Ben bunu şöyle bir örnekle açıklamayı seviyorum her bir yoğurttan ayran yapma şeklimiz farklıdır çünkü her yoğurdun katılığı farklıdır içine atacağımız su miktarı farklıdır bazı yoğurtlar daha suludur içerisine az bir su katarak hızlıca bi şekilde çırparak onu ayran yapabiliriz ama elimizde süzme bir yoğurt varsa süzme yoğurdun içine çok az su katarak onu karıştırıp ayran haline getiririz ve bu süzme yoğurdumuzu biz ayran haline getirmek için çok uğraşırız. Bizim de çocukluğumuzdan bu güne kadar getirdiğimiz pek çok çeşitli, davranış kalıplarımız, kabullerimiz ve düşüncelerimiz var ve bu kadar düşünceyi bir anda hızlıca değiştirmemiz mümkün değil.

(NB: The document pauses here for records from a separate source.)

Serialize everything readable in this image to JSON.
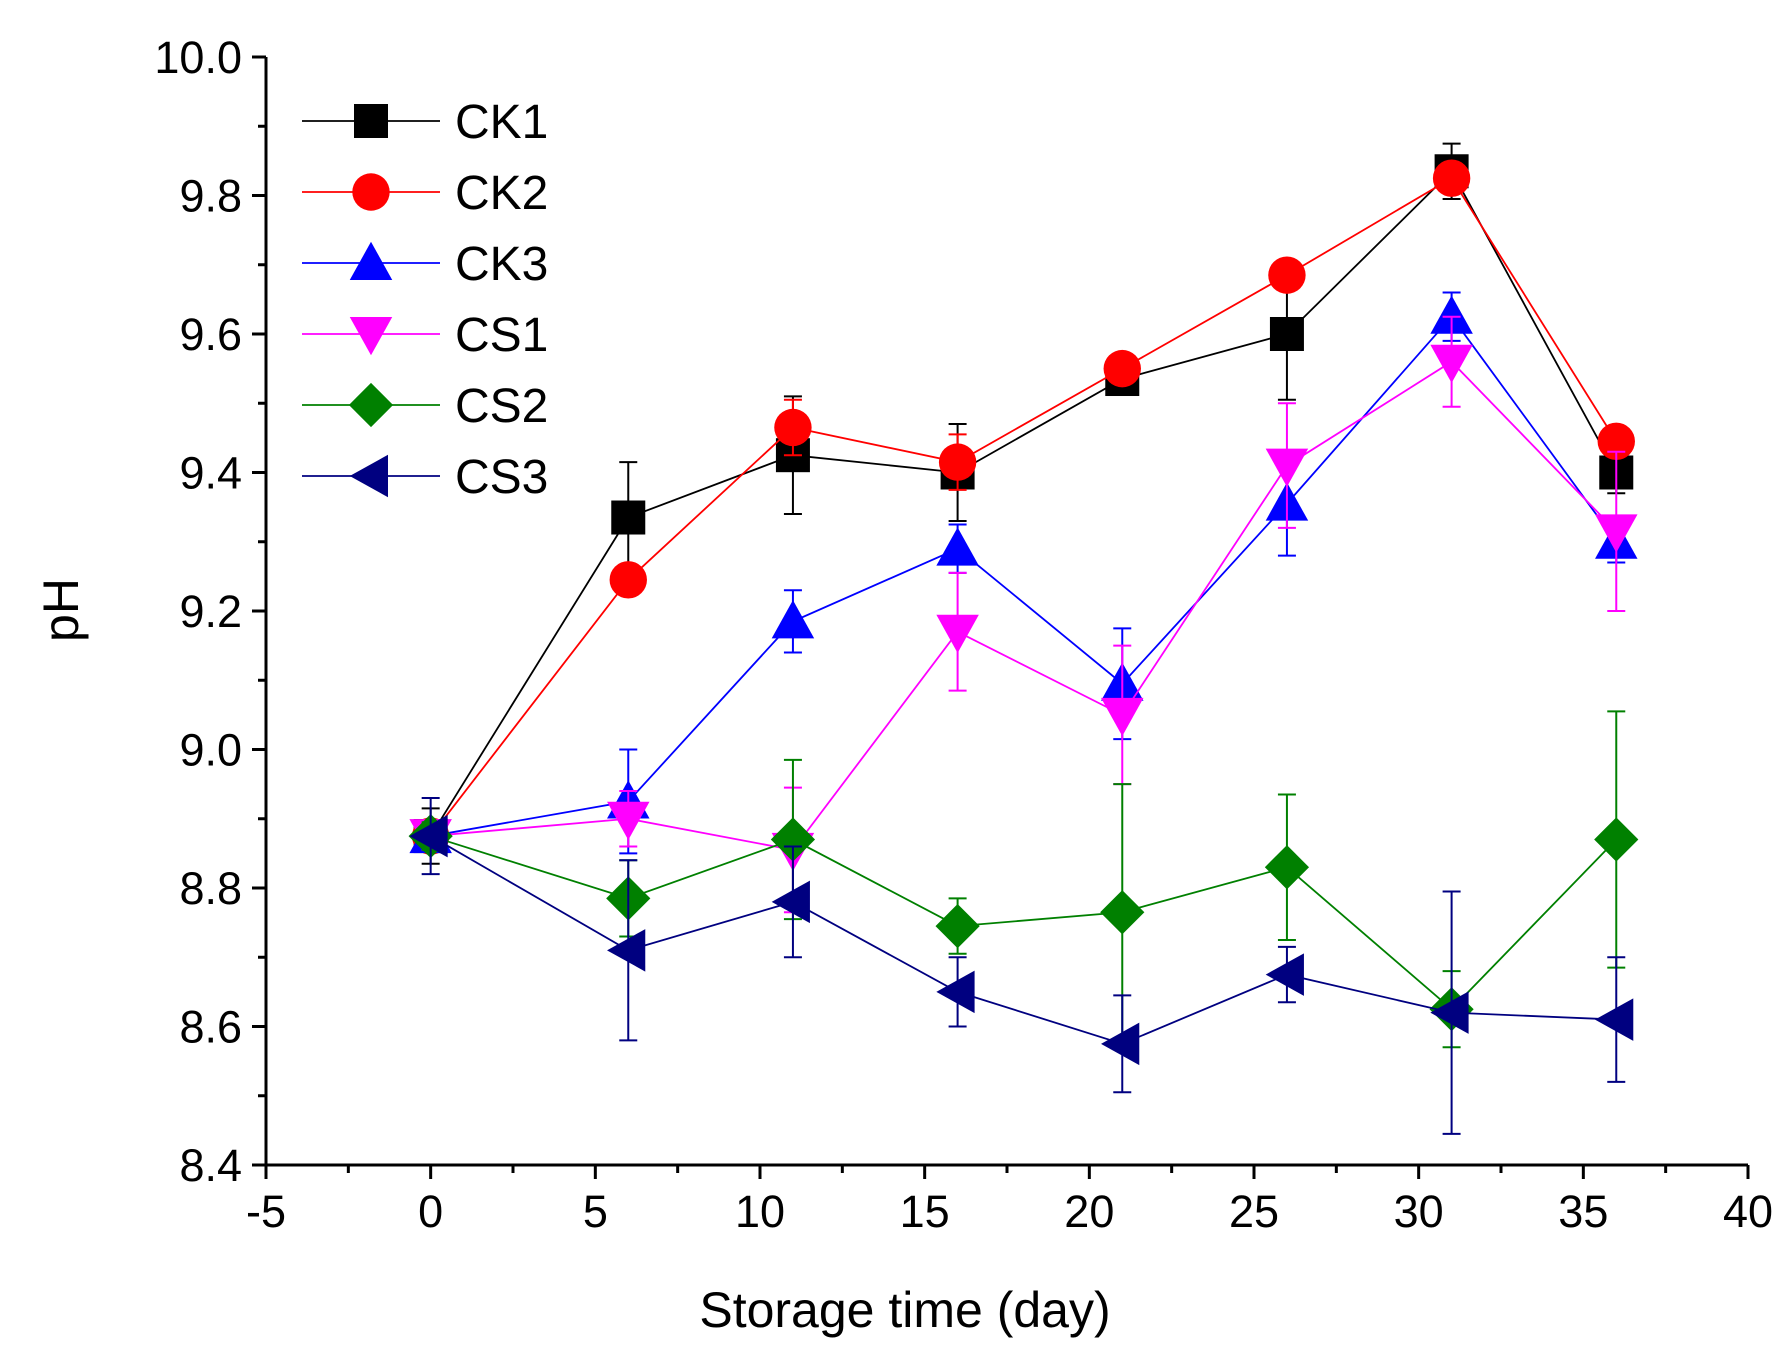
{
  "chart_data": {
    "type": "line",
    "title": "",
    "xlabel": "Storage time (day)",
    "ylabel": "pH",
    "xlim": [
      -5,
      40
    ],
    "ylim": [
      8.4,
      10.0
    ],
    "xticks": [
      -5,
      0,
      5,
      10,
      15,
      20,
      25,
      30,
      35,
      40
    ],
    "xtick_labels": [
      "-5",
      "0",
      "5",
      "10",
      "15",
      "20",
      "25",
      "30",
      "35",
      "40"
    ],
    "yticks": [
      8.4,
      8.6,
      8.8,
      9.0,
      9.2,
      9.4,
      9.6,
      9.8,
      10.0
    ],
    "ytick_labels": [
      "8.4",
      "8.6",
      "8.8",
      "9.0",
      "9.2",
      "9.4",
      "9.6",
      "9.8",
      "10.0"
    ],
    "grid": false,
    "legend_position": "top-left",
    "x": [
      0,
      6,
      11,
      16,
      21,
      26,
      31,
      36
    ],
    "series": [
      {
        "name": "CK1",
        "color": "#000000",
        "marker": "square",
        "values": [
          8.875,
          9.335,
          9.425,
          9.4,
          9.535,
          9.6,
          9.835,
          9.4
        ],
        "errors": [
          0.04,
          0.08,
          0.085,
          0.07,
          0.015,
          0.095,
          0.04,
          0.03
        ]
      },
      {
        "name": "CK2",
        "color": "#ff0000",
        "marker": "circle",
        "values": [
          8.875,
          9.245,
          9.465,
          9.415,
          9.55,
          9.685,
          9.825,
          9.445
        ],
        "errors": [
          0.02,
          0.02,
          0.04,
          0.04,
          0.02,
          0.02,
          0.02,
          0.02
        ]
      },
      {
        "name": "CK3",
        "color": "#0000ff",
        "marker": "triangle-up",
        "values": [
          8.875,
          8.925,
          9.185,
          9.29,
          9.095,
          9.355,
          9.625,
          9.3
        ],
        "errors": [
          0.02,
          0.075,
          0.045,
          0.035,
          0.08,
          0.075,
          0.035,
          0.03
        ]
      },
      {
        "name": "CS1",
        "color": "#ff00ff",
        "marker": "triangle-down",
        "values": [
          8.875,
          8.9,
          8.855,
          9.17,
          9.05,
          9.41,
          9.56,
          9.315
        ],
        "errors": [
          0.02,
          0.04,
          0.09,
          0.085,
          0.1,
          0.09,
          0.065,
          0.115
        ]
      },
      {
        "name": "CS2",
        "color": "#008000",
        "marker": "diamond",
        "values": [
          8.875,
          8.785,
          8.87,
          8.745,
          8.765,
          8.83,
          8.625,
          8.87
        ],
        "errors": [
          0.02,
          0.055,
          0.115,
          0.04,
          0.185,
          0.105,
          0.055,
          0.185
        ]
      },
      {
        "name": "CS3",
        "color": "#000080",
        "marker": "triangle-left",
        "values": [
          8.875,
          8.71,
          8.78,
          8.65,
          8.575,
          8.675,
          8.62,
          8.61
        ],
        "errors": [
          0.055,
          0.13,
          0.08,
          0.05,
          0.07,
          0.04,
          0.175,
          0.09
        ]
      }
    ]
  }
}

Ama genel itibari ile bütün yaşantımızı değiştirebilmemiz için çok yavaş yavaş hareket etmemiz gerekiyor. Bunu şöyle de açıklayabiliriz örneğin zayıflamak isteyen bazı insanlar yavaş yavaş beslenmelerini düzenleyerek zayıflarlar kimi ise bazı ilaçlar kullanarak hızlıca kilo vermek isterler. Beslenmelerini yavaş yavaş azalta azalta metabolizmalarına uyumlandıran insanların zayıflamaları daha kalıcı olur ama hızlı kilo veren insanların tekrar kilo almaları çok daha mümkündür.
Bu yüzden psikoterapinin de biz ne kadar daha yavaş olursa o kadar daha iyi olacağını düşünüyoruz.